Et dans mon coeur un décalcomanie

Pour l’amour, les souvenirs de silence sont mes préférés. C’est con,  je dois compter parmi les 10 personnes les plus bavardes de Seine-Saint-Denis. Mais… ce moment où l’on rate le premier baiser. Ce moment où tout est possible et où on ne fait rien. Ce moment que j’ai vécu quelquefois et dont je chéris davantage le souvenir que celui du premier baiser. On marche à côté de l’autre, souvent. Parfois le silence ponctue un bavardage plus ou moins pudique, parfois il dure des minutes entières. L’instant de grâce s’arrête parce que les bulles sont faites pour éclater.

J’attends le premier mort dégueu dans les films d’horreur et le premier baiser dans les comédies romantiques. C’est mon côté “fille de la campagne”, j’aime pas bien qu’on me mente, alors j’attends d’un film qu’il tienne ses engagements.

heures

”Quelques heures de printemps” est peu engageant. En milieu rural, une femme plutôt âgée et aigrie choisit l’euthanasie lorsqu’elle se sait malade. Elle n’en parle pas, mais  son fils qui vit avec elle depuis sa sortie de prison découvre sa décision. Là, on comprend bien pourquoi j’ai gardé le film chez moi au moins trois ans avant que ne me vienne l’envie de le regarder.

Il comporte pourtant une de mes scènes de baiser préférées. Un non-baiser. Un “on en a tous les deux envies mais c’est trop con, c’est trop tard”. Olivier Perrier embrasse Hélène Vincent sur la joue et il y a là plus d’amour que dans n’importe quelle glucoserie qu’on vend aux filles. Y a un truc avec Stéphane Brizé. Il choisit un terreau ordinaire et fait pousser dessus un genre d’amour auquel on croit et qui renverse. Précisément grâce à l’ordinaire autour. Précisément parce qu’il y a du ratage dans l’air.

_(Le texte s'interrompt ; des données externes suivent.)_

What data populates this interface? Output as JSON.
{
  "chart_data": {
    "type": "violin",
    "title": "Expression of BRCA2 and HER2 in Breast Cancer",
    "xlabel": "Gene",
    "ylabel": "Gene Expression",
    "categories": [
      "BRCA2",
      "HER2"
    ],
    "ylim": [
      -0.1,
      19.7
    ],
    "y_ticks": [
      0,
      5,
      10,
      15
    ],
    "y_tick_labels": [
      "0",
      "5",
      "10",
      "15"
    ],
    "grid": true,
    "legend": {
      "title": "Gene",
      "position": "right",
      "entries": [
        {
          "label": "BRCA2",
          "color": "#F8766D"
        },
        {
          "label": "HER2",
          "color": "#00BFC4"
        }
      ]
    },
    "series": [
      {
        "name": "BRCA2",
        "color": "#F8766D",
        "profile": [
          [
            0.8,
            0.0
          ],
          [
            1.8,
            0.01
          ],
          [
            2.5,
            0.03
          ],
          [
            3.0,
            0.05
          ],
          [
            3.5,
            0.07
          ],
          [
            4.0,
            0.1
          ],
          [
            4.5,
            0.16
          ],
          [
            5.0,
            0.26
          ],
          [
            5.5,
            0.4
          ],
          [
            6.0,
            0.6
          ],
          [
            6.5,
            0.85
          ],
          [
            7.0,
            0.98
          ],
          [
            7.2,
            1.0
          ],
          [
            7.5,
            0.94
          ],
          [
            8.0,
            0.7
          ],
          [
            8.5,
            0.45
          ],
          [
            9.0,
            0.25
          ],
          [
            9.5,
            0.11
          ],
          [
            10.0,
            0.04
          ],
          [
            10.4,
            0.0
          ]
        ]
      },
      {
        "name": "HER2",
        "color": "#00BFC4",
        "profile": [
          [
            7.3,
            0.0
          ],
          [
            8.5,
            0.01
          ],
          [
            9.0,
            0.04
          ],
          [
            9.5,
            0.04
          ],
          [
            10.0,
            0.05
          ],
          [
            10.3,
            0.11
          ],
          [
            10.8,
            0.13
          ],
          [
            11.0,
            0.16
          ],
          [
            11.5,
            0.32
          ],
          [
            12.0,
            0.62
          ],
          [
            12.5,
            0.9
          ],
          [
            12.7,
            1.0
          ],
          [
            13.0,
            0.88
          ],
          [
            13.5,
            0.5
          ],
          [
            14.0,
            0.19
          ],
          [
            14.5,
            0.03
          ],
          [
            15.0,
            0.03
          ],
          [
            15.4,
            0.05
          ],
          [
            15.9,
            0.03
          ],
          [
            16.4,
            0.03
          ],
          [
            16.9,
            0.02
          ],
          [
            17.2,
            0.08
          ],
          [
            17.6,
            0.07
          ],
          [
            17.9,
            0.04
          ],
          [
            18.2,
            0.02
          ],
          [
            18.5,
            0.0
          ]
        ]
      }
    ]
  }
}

Y a du supermarché dans “La loi du marché”, “Quelques heures de printemps”, “Entre adultes”, y a de la lumière dégueu, des gens habillés avec un goût inégal, et de l’amour. Celui qu’on ne dit pas spécialement, ou pas trop bien. Ou pas du tout. Olivier Perrier et Hélène Vincent sont voisins depuis toujours, elle fait des gâteaux, il les trouve fabuleux. Ils passent leur vie l’un à côté de l’autre à parler de la météo et du nouveau coiffeur du bled. C’est exactement comme un mariage, finalement. Mais l’occasion de leur premier baiser se présente quand il sait qu’elle veut mourir.  Après des années à côté d’elle, il fait cet unique geste. Une bise appuyée. Longue. Silencieuse.  Qui met au tapis.